In the main data set, the poetic works of A.S. Pushkin, written since 1823, were used. To test the constructed model, retrained on the entire data set, 50 poems by A. S. Pushkin, written in 1821 and 1822, as well as 46 poems by D. V. Venevitinov, were used. As a result, all of Pushkin’s poems were classified correctly, but 13 of Venevitinov’s poems were attributed to Pushkin. Thus, the F1 measure for the validation sample was 0.8849.

For the model trained on poems of at least 16 lines, all 26 of Pushkin’s poems of at least 16 lines were classified correctly, and 7 of Venevitinov’s 39 poems were incorrectly classified. Thus, this model shows greater accuracy, but less completeness, that is, in some cases it can attribute poems by other poets to Pushkin, but the ownership of poems by Pushkin determines almost certainly.

7. Conclusions

In this paper, the importance of groups of features of poetic texts for determining the author’s style was evaluated. The most effective classification according to the considered groups of features was obtained by 2, 3, and 4 g of symbols; the classification only by letters and spaces loses to the classification by symbols by accuracy. In the next place is the classification by words. All the listed classifications showed the AUC ROC more than 0.8, but at the same time the number of classification features in them was in the thousands and tens of thousands. Next in quality was the group of punctuation marks, in which there are only 11 features. It should be noted that the punctuation marks largely reflect the emotional coloring of a poetic work. This fact is also confirmed by the quality of classification by punctuation marks, but to a greater extent by the fact that the punctuation marks (often with spaces surrounding them) have become the most important features of classification by symbols, which is described in the corresponding section.

The lowest quality was demonstrated by the classifications based on relations and metrorhythmic features. It should be noted that the distribution of relations does not fully characterize the peculiar properties of sentences; the author’s preference for certain language constructions does not reflect the changes in the order of words characteristic of poetic works, what is certainly important for describing the author’s style. Our attempts to build the classification features based on the analysis of sentence parsing trees have not yet brought interesting results, but this topic is extremely interesting, and the work in this direction will be continued.
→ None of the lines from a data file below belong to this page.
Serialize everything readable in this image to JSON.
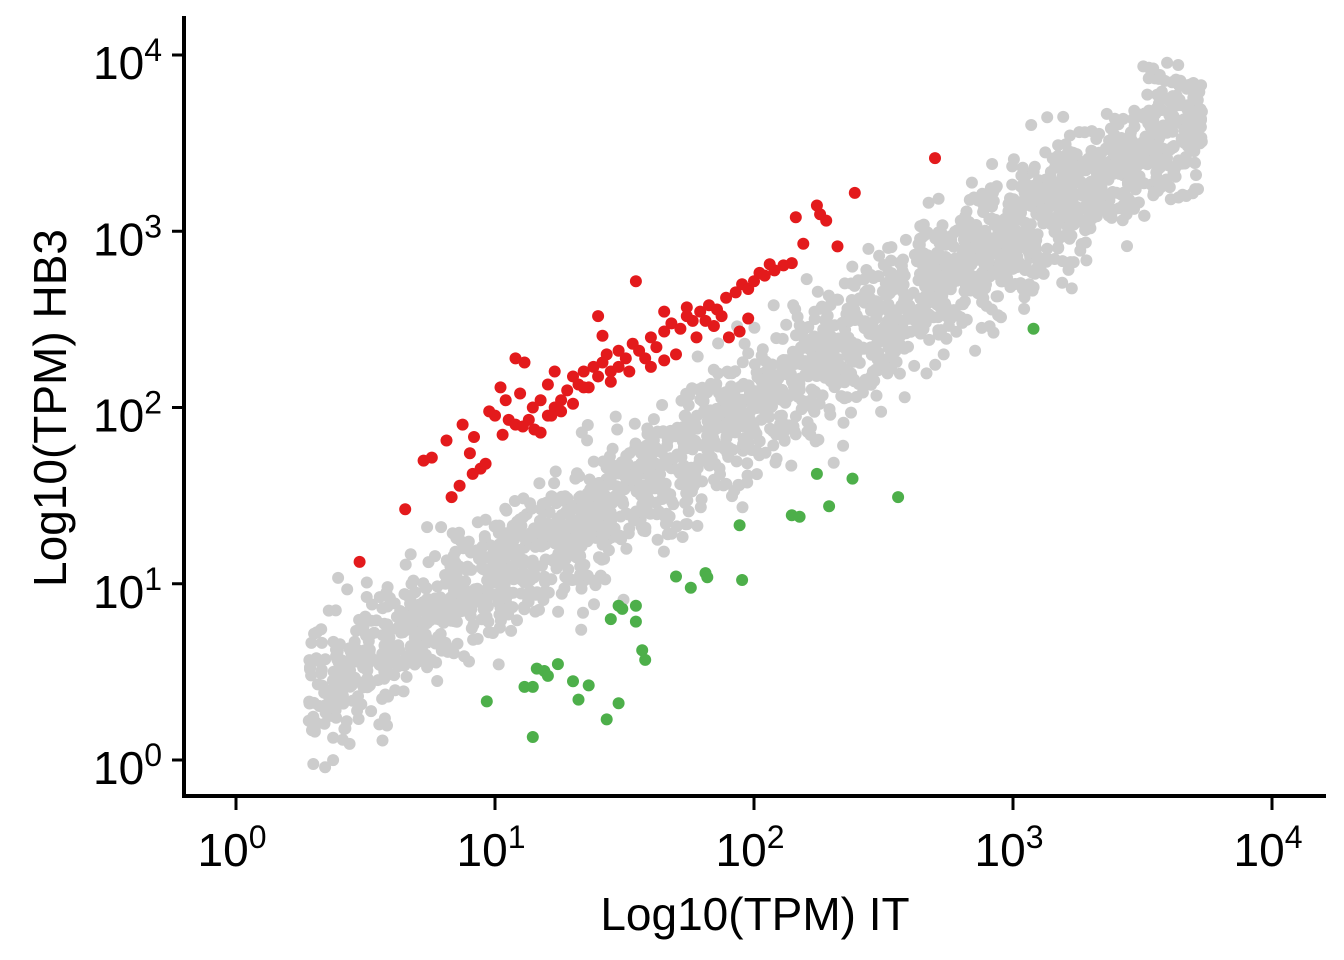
{
  "chart_data": {
    "type": "scatter",
    "xlabel": "Log10(TPM) IT",
    "ylabel": "Log10(TPM) HB3",
    "xscale": "log10",
    "yscale": "log10",
    "xlim": [
      0.65,
      16000
    ],
    "ylim": [
      0.65,
      16000
    ],
    "x_ticks": [
      {
        "value": 1,
        "base": "10",
        "exp": "0"
      },
      {
        "value": 10,
        "base": "10",
        "exp": "1"
      },
      {
        "value": 100,
        "base": "10",
        "exp": "2"
      },
      {
        "value": 1000,
        "base": "10",
        "exp": "3"
      },
      {
        "value": 10000,
        "base": "10",
        "exp": "4"
      }
    ],
    "y_ticks": [
      {
        "value": 1,
        "base": "10",
        "exp": "0"
      },
      {
        "value": 10,
        "base": "10",
        "exp": "1"
      },
      {
        "value": 100,
        "base": "10",
        "exp": "2"
      },
      {
        "value": 1000,
        "base": "10",
        "exp": "3"
      },
      {
        "value": 10000,
        "base": "10",
        "exp": "4"
      }
    ],
    "grid": false,
    "legend": "none",
    "colors": {
      "background_genes": "#cccccc",
      "up_in_HB3": "#e31a1c",
      "up_in_IT": "#4daf4a",
      "axis": "#000000"
    },
    "series": [
      {
        "color": "#e31a1c",
        "points": [
          [
            3.0,
            13.3
          ],
          [
            4.5,
            26.5
          ],
          [
            5.3,
            50
          ],
          [
            5.7,
            52
          ],
          [
            6.5,
            65
          ],
          [
            7.3,
            36
          ],
          [
            6.8,
            31
          ],
          [
            7.5,
            80
          ],
          [
            8.0,
            55
          ],
          [
            8.3,
            68
          ],
          [
            8.8,
            45
          ],
          [
            8.2,
            42
          ],
          [
            9.2,
            48
          ],
          [
            10.0,
            90
          ],
          [
            10.7,
            70
          ],
          [
            11.3,
            85
          ],
          [
            12.0,
            80
          ],
          [
            12.8,
            78
          ],
          [
            13.5,
            85
          ],
          [
            14.2,
            75
          ],
          [
            15.0,
            72
          ],
          [
            16.0,
            90
          ],
          [
            17.0,
            100
          ],
          [
            18.0,
            110
          ],
          [
            19.0,
            125
          ],
          [
            20.0,
            150
          ],
          [
            21.0,
            135
          ],
          [
            22.0,
            160
          ],
          [
            23.0,
            130
          ],
          [
            24.0,
            170
          ],
          [
            25.0,
            150
          ],
          [
            26.0,
            180
          ],
          [
            27.0,
            200
          ],
          [
            28.0,
            160
          ],
          [
            30.0,
            170
          ],
          [
            32.0,
            190
          ],
          [
            34.0,
            230
          ],
          [
            36.0,
            210
          ],
          [
            38.0,
            190
          ],
          [
            40.0,
            250
          ],
          [
            42.0,
            220
          ],
          [
            45.0,
            270
          ],
          [
            48.0,
            300
          ],
          [
            52.0,
            280
          ],
          [
            55.0,
            330
          ],
          [
            58.0,
            310
          ],
          [
            62.0,
            350
          ],
          [
            67.0,
            380
          ],
          [
            72.0,
            360
          ],
          [
            78.0,
            420
          ],
          [
            85.0,
            450
          ],
          [
            90.0,
            500
          ],
          [
            95.0,
            470
          ],
          [
            100.0,
            520
          ],
          [
            105.0,
            580
          ],
          [
            110.0,
            560
          ],
          [
            115.0,
            650
          ],
          [
            120.0,
            600
          ],
          [
            130.0,
            640
          ],
          [
            140.0,
            660
          ],
          [
            155.0,
            850
          ],
          [
            25.0,
            330
          ],
          [
            35.0,
            520
          ],
          [
            45.0,
            350
          ],
          [
            55.0,
            370
          ],
          [
            12.0,
            190
          ],
          [
            13.0,
            180
          ],
          [
            12.5,
            120
          ],
          [
            16.0,
            135
          ],
          [
            10.5,
            130
          ],
          [
            14.0,
            100
          ],
          [
            15.0,
            110
          ],
          [
            18.0,
            95
          ],
          [
            20.0,
            105
          ],
          [
            11.0,
            110
          ],
          [
            9.5,
            95
          ],
          [
            17.0,
            160
          ],
          [
            22.0,
            130
          ],
          [
            28.0,
            140
          ],
          [
            33.0,
            160
          ],
          [
            40.0,
            170
          ],
          [
            60.0,
            250
          ],
          [
            70.0,
            290
          ],
          [
            75.0,
            330
          ],
          [
            80.0,
            250
          ],
          [
            50.0,
            200
          ],
          [
            65.0,
            310
          ],
          [
            45.0,
            185
          ],
          [
            88.0,
            270
          ],
          [
            95.0,
            320
          ],
          [
            180.0,
            1250
          ],
          [
            175.0,
            1400
          ],
          [
            190.0,
            1150
          ],
          [
            245.0,
            1650
          ],
          [
            500.0,
            2600
          ],
          [
            145.0,
            1200
          ],
          [
            210.0,
            820
          ],
          [
            16.5,
            90
          ],
          [
            26.0,
            255
          ],
          [
            30.0,
            210
          ]
        ]
      },
      {
        "color": "#4daf4a",
        "points": [
          [
            9.3,
            2.15
          ],
          [
            13.0,
            2.6
          ],
          [
            14.0,
            1.35
          ],
          [
            14.0,
            2.6
          ],
          [
            14.5,
            3.3
          ],
          [
            15.5,
            3.2
          ],
          [
            16.0,
            3.0
          ],
          [
            17.5,
            3.5
          ],
          [
            20.0,
            2.8
          ],
          [
            21.0,
            2.2
          ],
          [
            23.0,
            2.65
          ],
          [
            27.0,
            1.7
          ],
          [
            28.0,
            6.3
          ],
          [
            30.0,
            2.1
          ],
          [
            30.0,
            7.5
          ],
          [
            31.0,
            7.2
          ],
          [
            35.0,
            7.5
          ],
          [
            35.0,
            6.1
          ],
          [
            37.0,
            4.2
          ],
          [
            38.0,
            3.7
          ],
          [
            50.0,
            11.0
          ],
          [
            57.0,
            9.5
          ],
          [
            65.0,
            11.5
          ],
          [
            66.0,
            10.9
          ],
          [
            88.0,
            21.5
          ],
          [
            90.0,
            10.5
          ],
          [
            140.0,
            24.5
          ],
          [
            150.0,
            24.0
          ],
          [
            175.0,
            42.0
          ],
          [
            195.0,
            27.5
          ],
          [
            240.0,
            39.5
          ],
          [
            360.0,
            31.0
          ],
          [
            1200.0,
            280.0
          ]
        ]
      }
    ]
  }
}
The best of the constructed classifications included all the selected groups of features: 2, 3, and 4 g of symbols, words, punctuation marks, relations, and metrorhythmic features, while it is obvious that there are non-empty pairwise intersections of features in these groups.

In the future, a similar study of stylometric indicators with the usage of phonetic features and also the building of classification models by the authors on the basis of pre-trained models of vector representations of words and texts Word2Vec, Text2Vec, FastText, and neural networks based on the transformers BERT and XLM are planned.

The investigation described in this work will be included in the already existing system of the analysis of poetic texts and will correspond to the general requirements for a system formed with the requirements of philologists (potential users of the system). A separate article is devoted to this question [27].